Under these packages, licensees of the catering sector can either apply for the Employment Support Scheme (ESS) or one-off subsidy; meanwhile bars, pubs and clubs directed by the government to close temporarily are eligible for a further one-time subsidy of HK$50,000.
HK$81 billion Employment Support Scheme (ESS)
The ESS is one of the schemes under the second phase of Anti-Epidemic Fund, and it will last for six months. The scheme is calculated based on 50 per cent of wage with the maximum subsidy capped at HK$9,000 per month. Employers cannot implement redundancy if they are applying this scheme.
The wage subsidies scheme aims to retain jobs amid the rise of the unemployment rate in Hong Kong. According to the latest official figures, the unemployment rate hit a new high of 4.2 per cent in more than nine years, and the pandemic is expected to have a further impact on the labour market.
“The labour market will continue to face significant pressure from the economic fallout arising from the pandemic in the near term,” Secretary for Labour and Welfare Law Chi-kwong said in a statement.
Ms Lee said she prefers to apply the ESS because the scheme can help to retain her staff.
“I think it can help,” she said, “Due to the previous social distancing measures, there are fewer customers, so I have asked some staff to take no-pay leave. Now, this measure can stimulate my business.”
Wong Yuen-sum, 20, a part-time staff who works at Ms Lee’s restaurant, welcomed the scheme. “Under this scheme, my job is temporarily secured,” she said. “It can ease my boss’s financial burdens as well.”

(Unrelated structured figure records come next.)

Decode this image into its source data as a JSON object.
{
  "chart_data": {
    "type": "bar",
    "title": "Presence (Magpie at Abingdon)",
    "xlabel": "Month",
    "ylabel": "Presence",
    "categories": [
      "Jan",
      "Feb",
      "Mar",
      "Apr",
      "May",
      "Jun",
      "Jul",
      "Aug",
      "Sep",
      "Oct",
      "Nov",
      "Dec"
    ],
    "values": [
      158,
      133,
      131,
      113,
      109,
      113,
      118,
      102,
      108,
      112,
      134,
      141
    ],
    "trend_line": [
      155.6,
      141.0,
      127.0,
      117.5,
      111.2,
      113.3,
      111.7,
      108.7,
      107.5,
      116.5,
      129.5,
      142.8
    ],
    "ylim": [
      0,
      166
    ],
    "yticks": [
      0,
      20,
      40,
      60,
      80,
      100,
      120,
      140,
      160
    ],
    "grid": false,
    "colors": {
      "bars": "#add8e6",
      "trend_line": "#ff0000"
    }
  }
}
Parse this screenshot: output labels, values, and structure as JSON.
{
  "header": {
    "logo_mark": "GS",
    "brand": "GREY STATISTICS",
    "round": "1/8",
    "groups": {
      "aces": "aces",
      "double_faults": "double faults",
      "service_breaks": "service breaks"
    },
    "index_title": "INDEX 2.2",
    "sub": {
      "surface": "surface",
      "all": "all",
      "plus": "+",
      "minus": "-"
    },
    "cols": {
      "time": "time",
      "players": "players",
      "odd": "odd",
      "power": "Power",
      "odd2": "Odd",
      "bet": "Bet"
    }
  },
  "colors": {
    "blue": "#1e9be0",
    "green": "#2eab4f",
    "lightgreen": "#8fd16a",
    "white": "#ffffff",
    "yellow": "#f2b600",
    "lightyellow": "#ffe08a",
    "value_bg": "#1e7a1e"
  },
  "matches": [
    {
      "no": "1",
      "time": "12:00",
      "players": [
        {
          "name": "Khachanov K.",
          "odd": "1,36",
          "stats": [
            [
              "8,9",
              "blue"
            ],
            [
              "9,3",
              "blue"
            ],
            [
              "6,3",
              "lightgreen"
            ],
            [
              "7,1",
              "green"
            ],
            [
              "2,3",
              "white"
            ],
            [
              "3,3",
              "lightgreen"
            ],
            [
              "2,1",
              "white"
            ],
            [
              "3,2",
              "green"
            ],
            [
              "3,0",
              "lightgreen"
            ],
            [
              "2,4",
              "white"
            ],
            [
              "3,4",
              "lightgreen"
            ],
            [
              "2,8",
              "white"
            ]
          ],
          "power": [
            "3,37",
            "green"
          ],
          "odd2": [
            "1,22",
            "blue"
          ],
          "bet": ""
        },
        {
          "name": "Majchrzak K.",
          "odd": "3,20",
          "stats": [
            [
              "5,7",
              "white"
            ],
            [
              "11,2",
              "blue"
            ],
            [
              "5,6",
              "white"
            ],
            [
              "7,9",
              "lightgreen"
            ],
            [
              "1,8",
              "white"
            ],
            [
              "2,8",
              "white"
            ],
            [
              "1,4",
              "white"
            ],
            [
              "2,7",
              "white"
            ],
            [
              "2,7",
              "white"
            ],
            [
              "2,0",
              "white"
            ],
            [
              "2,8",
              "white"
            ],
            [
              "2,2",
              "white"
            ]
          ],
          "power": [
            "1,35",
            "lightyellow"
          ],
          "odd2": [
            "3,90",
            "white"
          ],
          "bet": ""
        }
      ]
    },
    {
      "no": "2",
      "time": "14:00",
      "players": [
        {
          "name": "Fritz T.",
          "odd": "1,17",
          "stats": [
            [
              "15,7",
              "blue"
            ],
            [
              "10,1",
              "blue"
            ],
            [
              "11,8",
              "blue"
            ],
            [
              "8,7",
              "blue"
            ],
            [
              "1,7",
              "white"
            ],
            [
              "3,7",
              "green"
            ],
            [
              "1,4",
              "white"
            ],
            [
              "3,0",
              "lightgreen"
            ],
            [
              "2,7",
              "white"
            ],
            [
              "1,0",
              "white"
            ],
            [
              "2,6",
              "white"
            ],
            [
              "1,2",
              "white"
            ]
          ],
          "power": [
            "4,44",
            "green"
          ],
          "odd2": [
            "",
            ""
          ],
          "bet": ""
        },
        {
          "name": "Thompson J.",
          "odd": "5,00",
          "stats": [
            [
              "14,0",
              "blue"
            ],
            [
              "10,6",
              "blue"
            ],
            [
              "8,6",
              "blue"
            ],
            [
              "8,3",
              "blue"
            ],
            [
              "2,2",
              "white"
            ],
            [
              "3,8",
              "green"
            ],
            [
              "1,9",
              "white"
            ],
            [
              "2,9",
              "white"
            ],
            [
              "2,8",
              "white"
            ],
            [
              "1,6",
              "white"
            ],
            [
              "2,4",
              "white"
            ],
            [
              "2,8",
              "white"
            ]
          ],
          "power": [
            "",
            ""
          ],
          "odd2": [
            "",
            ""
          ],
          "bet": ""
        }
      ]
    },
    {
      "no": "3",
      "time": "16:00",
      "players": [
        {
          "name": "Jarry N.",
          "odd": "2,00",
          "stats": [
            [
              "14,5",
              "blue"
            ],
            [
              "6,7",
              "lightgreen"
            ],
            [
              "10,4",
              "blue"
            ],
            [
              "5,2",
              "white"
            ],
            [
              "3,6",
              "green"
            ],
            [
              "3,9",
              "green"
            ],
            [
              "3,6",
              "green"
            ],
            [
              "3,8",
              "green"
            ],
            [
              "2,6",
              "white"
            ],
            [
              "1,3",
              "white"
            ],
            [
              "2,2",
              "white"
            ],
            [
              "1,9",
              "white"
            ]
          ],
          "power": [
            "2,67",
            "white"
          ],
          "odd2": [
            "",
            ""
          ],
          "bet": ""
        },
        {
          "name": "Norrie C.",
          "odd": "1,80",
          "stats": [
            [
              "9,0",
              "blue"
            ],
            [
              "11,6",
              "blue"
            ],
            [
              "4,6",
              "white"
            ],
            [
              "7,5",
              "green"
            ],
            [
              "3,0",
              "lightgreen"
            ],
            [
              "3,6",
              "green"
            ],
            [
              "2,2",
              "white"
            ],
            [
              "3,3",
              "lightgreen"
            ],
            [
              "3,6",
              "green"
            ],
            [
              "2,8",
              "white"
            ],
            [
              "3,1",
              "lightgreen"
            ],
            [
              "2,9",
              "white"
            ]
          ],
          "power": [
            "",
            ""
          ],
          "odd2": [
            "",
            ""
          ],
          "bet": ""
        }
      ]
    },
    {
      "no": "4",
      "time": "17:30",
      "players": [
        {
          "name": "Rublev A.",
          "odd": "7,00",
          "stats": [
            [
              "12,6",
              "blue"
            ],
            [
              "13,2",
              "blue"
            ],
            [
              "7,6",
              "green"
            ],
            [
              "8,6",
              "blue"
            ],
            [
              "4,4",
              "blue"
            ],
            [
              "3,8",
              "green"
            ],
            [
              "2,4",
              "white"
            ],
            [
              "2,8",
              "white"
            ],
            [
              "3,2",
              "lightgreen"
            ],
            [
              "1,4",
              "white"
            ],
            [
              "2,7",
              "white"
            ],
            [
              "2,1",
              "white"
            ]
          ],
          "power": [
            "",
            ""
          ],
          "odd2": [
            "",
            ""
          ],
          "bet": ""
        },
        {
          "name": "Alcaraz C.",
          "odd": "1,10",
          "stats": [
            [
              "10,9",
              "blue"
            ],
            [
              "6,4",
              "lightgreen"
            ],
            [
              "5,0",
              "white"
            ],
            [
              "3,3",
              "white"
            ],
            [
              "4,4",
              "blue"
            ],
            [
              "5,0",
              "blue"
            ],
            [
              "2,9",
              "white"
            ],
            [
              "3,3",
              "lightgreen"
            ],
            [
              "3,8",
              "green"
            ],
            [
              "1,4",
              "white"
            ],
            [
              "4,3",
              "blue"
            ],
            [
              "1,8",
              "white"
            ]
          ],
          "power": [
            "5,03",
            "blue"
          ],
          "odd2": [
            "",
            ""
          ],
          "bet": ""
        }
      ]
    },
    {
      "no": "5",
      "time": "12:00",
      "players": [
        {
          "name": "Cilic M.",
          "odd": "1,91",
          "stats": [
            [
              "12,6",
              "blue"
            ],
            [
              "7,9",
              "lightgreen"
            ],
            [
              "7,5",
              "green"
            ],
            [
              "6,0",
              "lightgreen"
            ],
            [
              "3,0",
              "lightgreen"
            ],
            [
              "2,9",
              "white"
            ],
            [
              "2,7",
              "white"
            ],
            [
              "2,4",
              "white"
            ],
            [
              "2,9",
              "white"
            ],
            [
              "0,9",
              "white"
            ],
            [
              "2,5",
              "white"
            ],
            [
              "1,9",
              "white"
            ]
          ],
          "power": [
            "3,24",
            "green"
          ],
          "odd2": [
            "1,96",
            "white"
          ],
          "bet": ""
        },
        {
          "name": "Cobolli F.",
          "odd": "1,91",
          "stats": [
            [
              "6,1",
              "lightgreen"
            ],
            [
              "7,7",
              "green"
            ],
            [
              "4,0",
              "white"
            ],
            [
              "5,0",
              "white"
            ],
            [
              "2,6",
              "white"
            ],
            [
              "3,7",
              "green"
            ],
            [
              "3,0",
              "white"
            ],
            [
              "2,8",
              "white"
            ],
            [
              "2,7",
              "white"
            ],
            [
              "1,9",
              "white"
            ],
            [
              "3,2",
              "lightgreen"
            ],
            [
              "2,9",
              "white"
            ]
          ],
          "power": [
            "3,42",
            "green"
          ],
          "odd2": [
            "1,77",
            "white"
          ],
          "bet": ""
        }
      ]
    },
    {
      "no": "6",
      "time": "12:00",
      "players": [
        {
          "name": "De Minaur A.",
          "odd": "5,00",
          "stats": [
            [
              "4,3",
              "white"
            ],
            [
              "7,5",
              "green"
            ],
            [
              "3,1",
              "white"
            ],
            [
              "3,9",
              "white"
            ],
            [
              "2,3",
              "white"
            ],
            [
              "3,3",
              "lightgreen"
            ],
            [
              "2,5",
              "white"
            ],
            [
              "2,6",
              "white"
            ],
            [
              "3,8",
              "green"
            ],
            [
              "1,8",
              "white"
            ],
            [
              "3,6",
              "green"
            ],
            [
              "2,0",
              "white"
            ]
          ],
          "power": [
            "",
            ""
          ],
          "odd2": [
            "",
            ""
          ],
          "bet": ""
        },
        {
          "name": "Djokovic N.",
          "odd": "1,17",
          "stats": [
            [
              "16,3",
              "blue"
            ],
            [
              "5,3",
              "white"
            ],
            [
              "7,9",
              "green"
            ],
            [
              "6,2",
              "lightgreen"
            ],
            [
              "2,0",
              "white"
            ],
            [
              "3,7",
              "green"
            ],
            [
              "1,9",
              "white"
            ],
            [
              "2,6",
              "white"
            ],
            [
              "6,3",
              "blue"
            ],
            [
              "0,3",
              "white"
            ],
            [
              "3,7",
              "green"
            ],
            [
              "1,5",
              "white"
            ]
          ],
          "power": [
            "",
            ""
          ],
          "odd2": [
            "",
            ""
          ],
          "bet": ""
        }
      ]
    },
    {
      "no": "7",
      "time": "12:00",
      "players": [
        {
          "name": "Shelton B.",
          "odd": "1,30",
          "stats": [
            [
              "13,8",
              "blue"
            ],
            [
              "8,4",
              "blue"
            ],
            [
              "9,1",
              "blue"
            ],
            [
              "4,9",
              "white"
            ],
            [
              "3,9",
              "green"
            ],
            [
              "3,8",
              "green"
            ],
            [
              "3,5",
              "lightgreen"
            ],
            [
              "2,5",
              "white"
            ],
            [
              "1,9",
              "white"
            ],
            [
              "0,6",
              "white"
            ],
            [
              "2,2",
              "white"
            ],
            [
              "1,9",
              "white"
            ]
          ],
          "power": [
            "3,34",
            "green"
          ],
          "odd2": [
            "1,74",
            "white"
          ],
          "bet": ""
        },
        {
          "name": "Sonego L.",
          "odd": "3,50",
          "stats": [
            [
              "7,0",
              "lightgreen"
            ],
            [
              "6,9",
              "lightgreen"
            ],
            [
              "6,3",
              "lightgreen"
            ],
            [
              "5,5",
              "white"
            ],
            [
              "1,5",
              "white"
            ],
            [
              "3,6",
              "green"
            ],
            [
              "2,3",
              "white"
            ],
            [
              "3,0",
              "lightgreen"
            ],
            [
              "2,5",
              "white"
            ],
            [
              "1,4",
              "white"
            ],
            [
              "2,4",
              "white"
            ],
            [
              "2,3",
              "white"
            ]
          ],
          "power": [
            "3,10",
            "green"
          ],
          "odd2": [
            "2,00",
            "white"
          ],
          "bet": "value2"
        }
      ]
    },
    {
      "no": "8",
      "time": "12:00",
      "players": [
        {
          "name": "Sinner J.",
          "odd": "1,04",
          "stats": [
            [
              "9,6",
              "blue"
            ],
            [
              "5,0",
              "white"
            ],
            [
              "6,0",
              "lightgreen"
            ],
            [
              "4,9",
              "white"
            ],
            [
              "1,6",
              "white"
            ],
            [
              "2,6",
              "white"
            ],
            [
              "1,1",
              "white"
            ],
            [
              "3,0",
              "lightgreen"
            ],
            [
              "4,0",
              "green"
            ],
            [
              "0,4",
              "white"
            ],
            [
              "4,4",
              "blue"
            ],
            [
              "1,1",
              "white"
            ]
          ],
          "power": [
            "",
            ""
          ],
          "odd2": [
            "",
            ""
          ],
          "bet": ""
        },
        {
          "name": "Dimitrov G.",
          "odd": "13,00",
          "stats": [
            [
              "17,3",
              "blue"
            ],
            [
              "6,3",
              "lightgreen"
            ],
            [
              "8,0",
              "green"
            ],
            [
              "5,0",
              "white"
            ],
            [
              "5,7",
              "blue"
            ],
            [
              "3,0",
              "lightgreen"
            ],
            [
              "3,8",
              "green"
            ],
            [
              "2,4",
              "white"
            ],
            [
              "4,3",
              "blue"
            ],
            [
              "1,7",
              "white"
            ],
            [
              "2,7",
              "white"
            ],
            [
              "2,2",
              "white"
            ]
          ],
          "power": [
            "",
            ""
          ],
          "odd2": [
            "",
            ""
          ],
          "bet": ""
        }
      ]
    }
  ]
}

The one-off subsidy ranges from HK$250,000 to HK$2.2 million, based on the size of the catering outlets’ premises. Licensees are required to use not less the 80 per cent of the subsidy to pay the salaries, and they can’t implement redundancy of staff for three months after obtaining the subsidy.
Mr Chan said the subsidy could stimulate his business.
“Under two weeks of closure, we still need to pay the rent. This subsidy can compensate part of the rent and business income,” he said. Same to other bars, pubs, and clubs that required to close for two weeks, Mr Chan is eligible for a further one-off subsidy of HK$50,000. “Although it can’t cover all the loss, it’s better than nothing,” he said.
As the government has extended the social distancing measures to May 7, Mr Chan is hoping the government can have more immediate plans to help with those affected businesses. “It could be better if the government can do more as we need help from them,” he said.